Given the discription of a road, find the minimum amount of fuel you need to finish the journey.

A binary search solution; given a fuel amount, simulate the journey and find whether you can reach the end. If you can, try to use less fuel. Otherwise, more fuel.

#include <algorithm>
#include <iostream>
#include <sstream>
#include <string>
#include <vector>
using namespace std;

#define pos first
#define type second[0]
#define fuel second[1]

const double eps = 10E-6;
vector<pair<int, string> > road;

double journeySuccess(double v) {
	double g = v, c = 0, l = 0, prevPos = 0;
	for (size_t i = 0; i < road.size(); ++i) {
		g -= (road[i].pos - prevPos) * (l + c / 100.0);
		if (i < road.size() - 1)
			switch (road[i].type) {
				case 'F': c = road[i].fuel; break;
				case 'L': ++l; break;
				case 'G': g = (g >= 0 ? v : g); break;
				case 'M': l = 0; break;
				default: break;
			}
		prevPos = road[i].pos;
	}
	return g;
}

int main() {
	int p, t = 1, nLeak, maxT;
	string s;
	ostringstream e;
	cout.precision(3);
	while (true) {
		// input
		road.clear();
		maxT = nLeak = 0;
		do {
			cin >> p >> s, e.str(""), e << s[0];
			if (s[0] == 'L')
				++nLeak;
			if (s[0] == 'G' && s[1] == 'a')
				cin >> s;
			if (s[0] == 'F' && cin >> s >> t)
				e << (char) t, maxT = max(maxT, t);
			if (!t && !road.size())
				return 0;
			road.push_back(make_pair(p, string(e.str())));
		} while (s[0] != 'G' || s[1] != 'o');
		// solve
		double lV = 0, mV, hV = p * (maxT / 100.0 + nLeak), j;
		do {
			mV = (hV + lV) / 2;
			if ((j = journeySuccess(mV)) > 0)
				hV = mV;
			else
				lV = mV;
		} while (hV - lV > eps || j < 0);
		cout << fixed << ((hV + lV) / 2) << endl;
	}
	return 0;
}

10566 – Crossed Ladders

by MSiddeek, posted in Algorithms, Binary Search, Problems

The problem is as shown in the figure. Given x, y, c, find d.
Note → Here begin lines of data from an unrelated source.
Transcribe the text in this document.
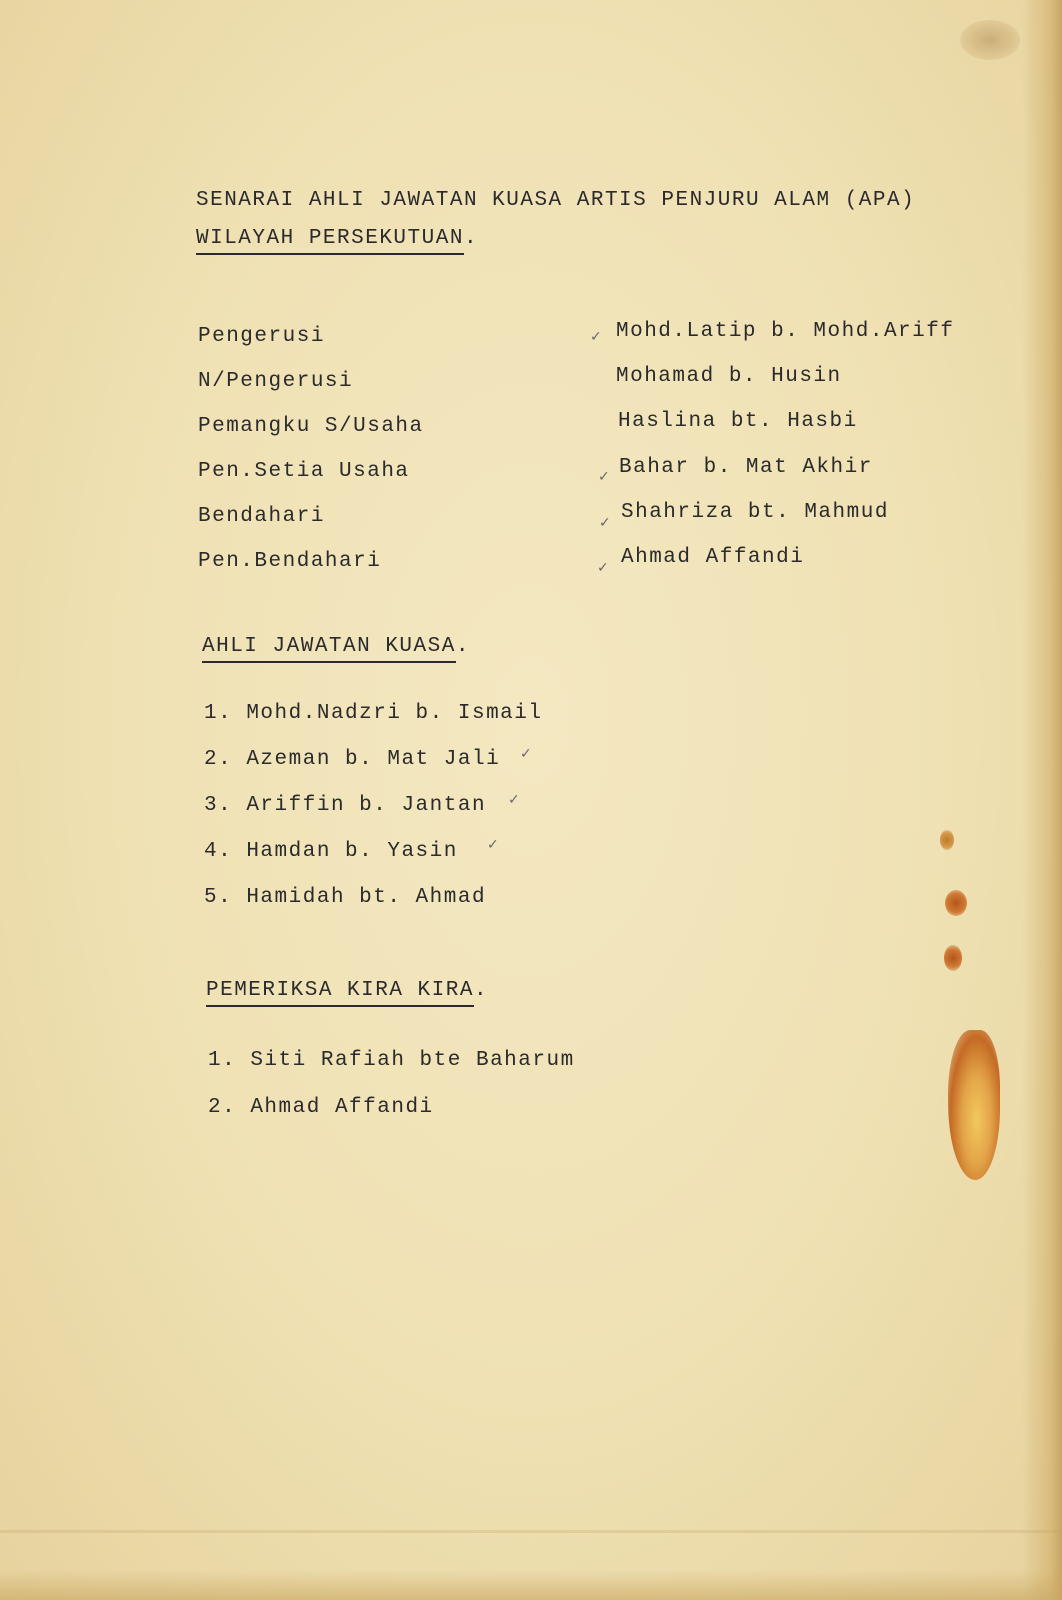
SENARAI AHLI JAWATAN KUASA ARTIS PENJURU ALAM (APA)
WILAYAH PERSEKUTUAN.
Pengerusi
N/Pengerusi
Pemangku S/Usaha
Pen.Setia Usaha
Bendahari
Pen.Bendahari
✓ Mohd.Latip b. Mohd.Ariff
Mohamad b. Husin
Haslina bt. Hasbi
✓ Bahar b. Mat Akhir
✓ Shahriza bt. Mahmud
✓ Ahmad Affandi
AHLI JAWATAN KUASA.
1. Mohd.Nadzri b. Ismail
2. Azeman b. Mat Jali ✓
3. Ariffin b. Jantan ✓
4. Hamdan b. Yasin ✓
5. Hamidah bt. Ahmad
PEMERIKSA KIRA KIRA.
1. Siti Rafiah bte Baharum
2. Ahmad Affandi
We can see that; given the distance between the two buildings d and the lengths of the ladders x & y, we can determisiticly find the hight of the intersection c.
However, we’re given x, y, c and required to find d. Thus, a binary search for d will do.

  • We know that 0 <= d <= min(x,y)
  • Given (x, y, d), we can find c'.
  • If c' > c, we need more d. And vice versa.
#include <iostream>
#include <complex>
#include <limits>
using namespace std;

typedef double gtype;
#define equ(a, b, e) ( abs((a) - (b)) <= (e) )
const gtype epsLen = 10E-6;
typedef complex<gtype> point;
#define x real()
#define y imag()
#define crs(a, b) ( (conj(a) * (b)).y )
#define intrN(a, b, p, q) ( crs((p)-(a),(b)-(a)) * (q) - crs((q)-(a),(b)-(a)) * (p) )
#define intrD(a, b, p, q) ( crs((p)-(a),(b)-(a)) - crs((q)-(a),(b)-(a)) )
#define cosL(a, b, c) ( ((a) * (a) + (b) * (b) - (c) * (c)) / (2 * (a) * (b)) )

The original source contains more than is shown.